Disillusioned by those prospects, I’d moved back home to Franklin, where the median income was less than two-thirds that of the national average and my best guess on the median vocabulary looked even less promising.
A jewel glittering among small-town clods of red clay, Brandon was a newly minted pharmacist with a future in the family business. He read books and spoke in complete sentences. We’d been together since the month I’d come home from college, and—poor gift-giving skills aside—he was a very nice guy. And he truly loved me.
The only part of me that had been relieved to find such a morally ambiguous birthday present on my nightstand was the part that had half expected an engagement ring.
I wanted to be more than a small-town bank teller married to a small-town pharmacist. But I had no idea what “more” might look like, and the certainty that I’d know it when I saw it had faded with each day spent in Franklin. All I ever saw was Brandon, and all he seemed to want to see was me.
And a traveling zoo full of bizarre beasts.
The actual menagerie was behind a second gate at the end of the sawdust-strewn midway, a design no doubt intended to pull people past countless opportunities to spend money on their way to the main attraction—the only part of the carnival not offered on a yearly basis by the county fair.

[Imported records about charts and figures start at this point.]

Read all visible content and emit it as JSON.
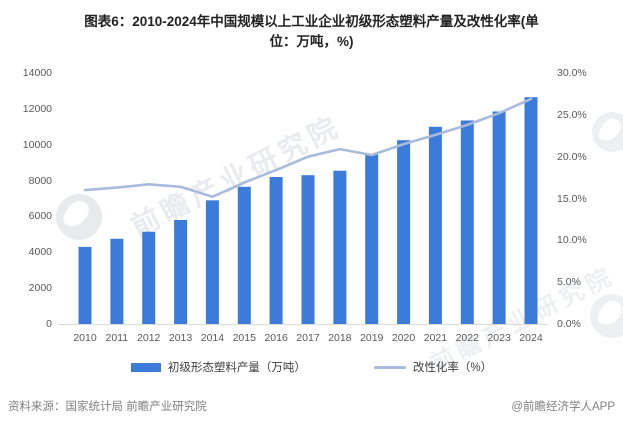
{
  "title": {
    "line1": "图表6：2010-2024年中国规模以上工业企业初级形态塑料产量及改性化率(单",
    "line2": "位：万吨，%)"
  },
  "chart_data": {
    "type": "bar+line",
    "categories": [
      "2010",
      "2011",
      "2012",
      "2013",
      "2014",
      "2015",
      "2016",
      "2017",
      "2018",
      "2019",
      "2020",
      "2021",
      "2022",
      "2023",
      "2024"
    ],
    "series": [
      {
        "name": "初级形态塑料产量（万吨）",
        "type": "bar",
        "axis": "left",
        "color": "#3b7cdb",
        "values": [
          4300,
          4750,
          5150,
          5800,
          6900,
          7650,
          8200,
          8300,
          8550,
          9450,
          10250,
          11000,
          11350,
          11850,
          12650
        ]
      },
      {
        "name": "改性化率（%）",
        "type": "line",
        "axis": "right",
        "color": "#a9bbdc",
        "values": [
          16.0,
          16.3,
          16.7,
          16.4,
          15.2,
          16.9,
          18.4,
          20.0,
          20.9,
          20.2,
          21.5,
          22.6,
          23.8,
          25.2,
          26.9
        ]
      }
    ],
    "left_axis": {
      "min": 0,
      "max": 14000,
      "step": 2000,
      "tick_labels": [
        "14000",
        "12000",
        "10000",
        "8000",
        "6000",
        "4000",
        "2000",
        "0"
      ]
    },
    "right_axis": {
      "min": 0,
      "max": 30,
      "step": 5,
      "tick_labels": [
        "30.0%",
        "25.0%",
        "20.0%",
        "15.0%",
        "10.0%",
        "5.0%",
        "0.0%"
      ]
    },
    "grid": false,
    "legend_position": "bottom"
  },
  "legend": {
    "bar_label": "初级形态塑料产量（万吨）",
    "line_label": "改性化率（%）"
  },
  "footer": {
    "source": "资料来源：国家统计局 前瞻产业研究院",
    "brand": "@前瞻经济学人APP"
  },
  "watermark": {
    "text": "前瞻产业研究院"
  },
  "colors": {
    "bar": "#3b7cdb",
    "line": "#a9bbdc",
    "axis_text": "#595959",
    "baseline": "#d9d9d9",
    "title_text": "#222222",
    "footer_text": "#7f7f7f"
  }
}
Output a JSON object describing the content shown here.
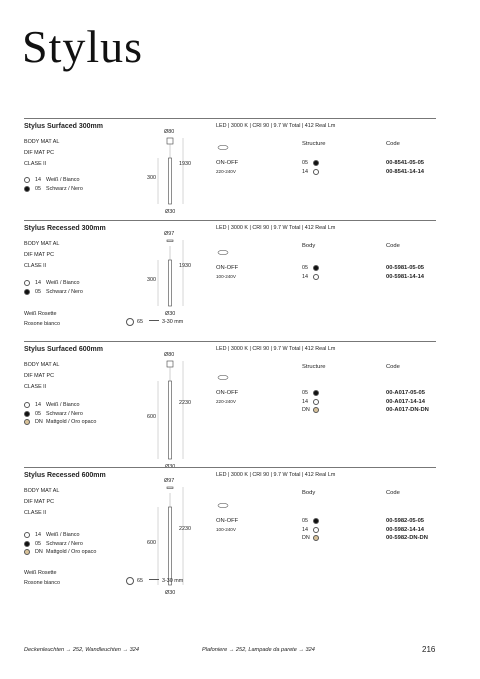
{
  "header": {
    "title": "Stylus"
  },
  "sections": [
    {
      "title": "Stylus Surfaced 300mm",
      "specs": "LED | 3000 K | CRI 90 | 9.7 W Total | 412 Real Lm",
      "materials": [
        "BODY MAT AL",
        "DIF MAT PC",
        "CLASE II"
      ],
      "finishes": [
        {
          "code": "14",
          "name": "Weiß / Bianco",
          "swatch": "#ffffff"
        },
        {
          "code": "05",
          "name": "Schwarz / Nero",
          "swatch": "#111111"
        }
      ],
      "dimensions": {
        "top": "Ø80",
        "length": "1930",
        "height": "300",
        "bottom": "Ø30"
      },
      "switch": "ON-OFF",
      "voltage": "220-240V",
      "column_label": "Structure",
      "code_label": "Code",
      "variants": [
        {
          "finish": "05",
          "code": "00-8541-05-05"
        },
        {
          "finish": "14",
          "code": "00-8541-14-14"
        }
      ]
    },
    {
      "title": "Stylus Recessed 300mm",
      "specs": "LED | 3000 K | CRI 90 | 9.7 W Total | 412 Real Lm",
      "materials": [
        "BODY MAT AL",
        "DIF MAT PC",
        "CLASE II"
      ],
      "finishes": [
        {
          "code": "14",
          "name": "Weiß / Bianco",
          "swatch": "#ffffff"
        },
        {
          "code": "05",
          "name": "Schwarz / Nero",
          "swatch": "#111111"
        }
      ],
      "dimensions": {
        "top": "Ø97",
        "length": "1930",
        "height": "300",
        "bottom": "Ø30"
      },
      "switch": "ON-OFF",
      "voltage": "100-240V",
      "column_label": "Body",
      "code_label": "Code",
      "variants": [
        {
          "finish": "05",
          "code": "00-5981-05-05"
        },
        {
          "finish": "14",
          "code": "00-5981-14-14"
        }
      ],
      "rosette": {
        "lines": [
          "Weiß Rosette",
          "Rosone bianco"
        ],
        "diameter": "65",
        "thickness": "3-30 mm"
      }
    },
    {
      "title": "Stylus Surfaced 600mm",
      "specs": "LED | 3000 K | CRI 90 | 9.7 W Total | 412 Real Lm",
      "materials": [
        "BODY MAT AL",
        "DIF MAT PC",
        "CLASE II"
      ],
      "finishes": [
        {
          "code": "14",
          "name": "Weiß / Bianco",
          "swatch": "#ffffff"
        },
        {
          "code": "05",
          "name": "Schwarz / Nero",
          "swatch": "#111111"
        },
        {
          "code": "DN",
          "name": "Mattgold / Oro opaco",
          "swatch": "#d8c29a"
        }
      ],
      "dimensions": {
        "top": "Ø80",
        "length": "2230",
        "height": "600",
        "bottom": "Ø30"
      },
      "switch": "ON-OFF",
      "voltage": "220-240V",
      "column_label": "Structure",
      "code_label": "Code",
      "variants": [
        {
          "finish": "05",
          "code": "00-A017-05-05"
        },
        {
          "finish": "14",
          "code": "00-A017-14-14"
        },
        {
          "finish": "DN",
          "code": "00-A017-DN-DN"
        }
      ]
    },
    {
      "title": "Stylus Recessed 600mm",
      "specs": "LED | 3000 K | CRI 90 | 9.7 W Total | 412 Real Lm",
      "materials": [
        "BODY MAT AL",
        "DIF MAT PC",
        "CLASE II"
      ],
      "finishes": [
        {
          "code": "14",
          "name": "Weiß / Bianco",
          "swatch": "#ffffff"
        },
        {
          "code": "05",
          "name": "Schwarz / Nero",
          "swatch": "#111111"
        },
        {
          "code": "DN",
          "name": "Mattgold / Oro opaco",
          "swatch": "#d8c29a"
        }
      ],
      "dimensions": {
        "top": "Ø97",
        "length": "2230",
        "height": "600",
        "bottom": "Ø30"
      },
      "switch": "ON-OFF",
      "voltage": "100-240V",
      "column_label": "Body",
      "code_label": "Code",
      "variants": [
        {
          "finish": "05",
          "code": "00-5982-05-05"
        },
        {
          "finish": "14",
          "code": "00-5982-14-14"
        },
        {
          "finish": "DN",
          "code": "00-5982-DN-DN"
        }
      ],
      "rosette": {
        "lines": [
          "Weiß Rosette",
          "Rosone bianco"
        ],
        "diameter": "65",
        "thickness": "3-30 mm"
      }
    }
  ],
  "footer": {
    "left": "Deckenleuchten → 252, Wandleuchten → 324",
    "middle": "Plafoniere → 252, Lampade da parete → 324",
    "page": "216"
  }
}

Brandon and I caught up with Shelley and Rick at the menagerie gate, where another line had formed. I recognized several of the people in the crowd as account holders from the bank, but without my name tag—Hello, My Name is Delilah. Can I Interest You in a No-Fee Savings Plan?—they didn’t seem to recognize me. The family in front of us had three small children, each clamoring to touch the shifter kittens and phoenix chicks in the petting zoo. At the gate, the parents were reminded that certain areas of the exhibit, namely the succubus tent, would be off-limits to anyone under eighteen.
Rick snickered like an overgrown twelve-year-old and Shelley elbowed him. I thanked the universe for my mature, stable, predictable boyfriend, then realized that I’d just found three different ways to call Brandon boring.
When we got to the front of the line, an elderly man in a red sequined vest and a black top hat took one look at Shelley, then bowed low and pulled a bouquet of real daisies from his sleeve. He presented them to her with a flourish from one knee, heedless of his cracking joints.
Delighted, Shelley returned his bow with a curtsy, spreading the hem of an imaginary skirt, and even I couldn’t resist a smile. Then she and Rick helped the poor old man to his feet.